Вербовать мужиков кроме Ареса Афродита даже не пыталась, подозревая, что они не согласны ни на Афродиту на троне, ни на идею «женского царства». Да и с тем же Гермесом, которого завербовал Арес, заставив дать клятву Стиксом, они намучались — даже с учетом клятвы мерзкий Психопомп ухитрялся лгать, изворачиваться, открыто помогать Аиду с Персефоной и портить решительно все!
А сейчас бы Гермес пригодился. Его можно было бы прекрасно шантажировать благополучием Гекаты, но увы — в виде смертного Одиссея он абсолютно бесполезен. А, впрочем, пусть бы и с ним — тогда концепция «дать каждому то, что он хочет» дала бы сбой.
Концепция, Концепция, Концепция… в какой момент ее сторонницы начали именовать ее с большой буквы? Для тех, кто противостоял ей, Концепция, очевидно, была чем-то сложным и непонятным. Но для Афродиты все было просто и ясно.
Просто добыть кровь и ихор Владык.
Просто столкнуть одного из Владык в смертность — либо вознести смертного во Владыки, ну или как там пойдет.
Просто провести сложнейший ритуал с опасными компонентами, которые в нормальных условиях и не должны смешиваться.
Просто переписать все судьбы по своему усмотрению.
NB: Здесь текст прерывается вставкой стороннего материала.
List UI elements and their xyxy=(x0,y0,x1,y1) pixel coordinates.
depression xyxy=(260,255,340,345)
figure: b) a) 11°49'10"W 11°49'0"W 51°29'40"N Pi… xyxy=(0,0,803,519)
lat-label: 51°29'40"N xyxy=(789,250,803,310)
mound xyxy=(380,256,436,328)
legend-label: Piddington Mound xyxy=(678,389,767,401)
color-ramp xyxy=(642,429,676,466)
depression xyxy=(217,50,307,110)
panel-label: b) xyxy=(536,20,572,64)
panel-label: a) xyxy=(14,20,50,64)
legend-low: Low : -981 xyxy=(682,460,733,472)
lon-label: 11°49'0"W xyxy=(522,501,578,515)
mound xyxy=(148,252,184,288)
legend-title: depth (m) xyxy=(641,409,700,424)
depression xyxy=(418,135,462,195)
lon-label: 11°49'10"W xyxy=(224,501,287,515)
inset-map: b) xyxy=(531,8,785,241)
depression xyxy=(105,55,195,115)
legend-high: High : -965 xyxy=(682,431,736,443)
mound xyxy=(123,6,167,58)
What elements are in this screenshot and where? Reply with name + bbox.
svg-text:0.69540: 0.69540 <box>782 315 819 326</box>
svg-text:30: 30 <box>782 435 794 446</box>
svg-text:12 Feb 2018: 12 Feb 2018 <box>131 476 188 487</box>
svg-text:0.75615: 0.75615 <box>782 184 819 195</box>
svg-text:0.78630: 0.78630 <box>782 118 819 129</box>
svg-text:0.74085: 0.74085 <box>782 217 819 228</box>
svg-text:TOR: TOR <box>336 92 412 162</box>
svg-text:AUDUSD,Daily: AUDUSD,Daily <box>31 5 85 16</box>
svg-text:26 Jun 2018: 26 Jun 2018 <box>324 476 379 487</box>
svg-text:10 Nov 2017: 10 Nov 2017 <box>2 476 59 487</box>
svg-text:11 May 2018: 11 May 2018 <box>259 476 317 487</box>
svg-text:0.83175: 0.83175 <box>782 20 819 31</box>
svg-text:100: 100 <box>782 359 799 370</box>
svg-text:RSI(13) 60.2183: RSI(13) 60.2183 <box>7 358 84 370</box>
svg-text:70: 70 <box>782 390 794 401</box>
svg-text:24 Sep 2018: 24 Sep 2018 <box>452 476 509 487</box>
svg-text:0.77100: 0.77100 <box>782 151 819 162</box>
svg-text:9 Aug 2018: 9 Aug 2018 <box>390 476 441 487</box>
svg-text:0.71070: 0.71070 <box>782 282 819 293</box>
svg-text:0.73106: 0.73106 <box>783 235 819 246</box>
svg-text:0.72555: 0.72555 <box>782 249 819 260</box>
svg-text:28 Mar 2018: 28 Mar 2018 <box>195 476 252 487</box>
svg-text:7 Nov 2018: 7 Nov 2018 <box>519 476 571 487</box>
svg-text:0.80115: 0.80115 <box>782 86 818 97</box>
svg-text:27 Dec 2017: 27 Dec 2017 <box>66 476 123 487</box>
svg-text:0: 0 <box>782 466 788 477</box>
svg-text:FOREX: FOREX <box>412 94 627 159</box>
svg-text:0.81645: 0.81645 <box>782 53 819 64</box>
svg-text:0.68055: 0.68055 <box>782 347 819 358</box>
Просто… кому-то уже сложновато? Ерунда. Средства могли быть и были довольно своеобразными, но для Афродиты цель Концепции всегда была проста — дать каждому из участников (и, конечно, себе) то, что он хотел больше всего.
Афродита допила нектар и отдала пустую чару попавшейся под руку нимфе. Задумалась на минутку, пытаясь прикинуть, чего же она хочет в данный момент (ну, кроме того, чтобы два часа прошли побыстрее), и поняла, что, кажется, уже не против начать получать свою порцию власти. Мало ли как оно обернется дальше. Тащить сюда золотой трон как-то еще вроде и не с руки, но вполне можно привести его нынешнего обладателя — полюбоваться на благородное и прекрасное лицо Зевса, которое наверняка вытянется, когда он поймет, что проиграл.
— Приведите Зевса, — коротко скомандовала Афродита послушно застывшим приспешницам из сторонниц Концепции. — Хочу, чтобы он стал свидетелем моего триумфа.
— Зачем? — изумилась Афина из-под шлема, от удивления она даже перестала проверять символы. — А… а он точно ничего нам не испортит?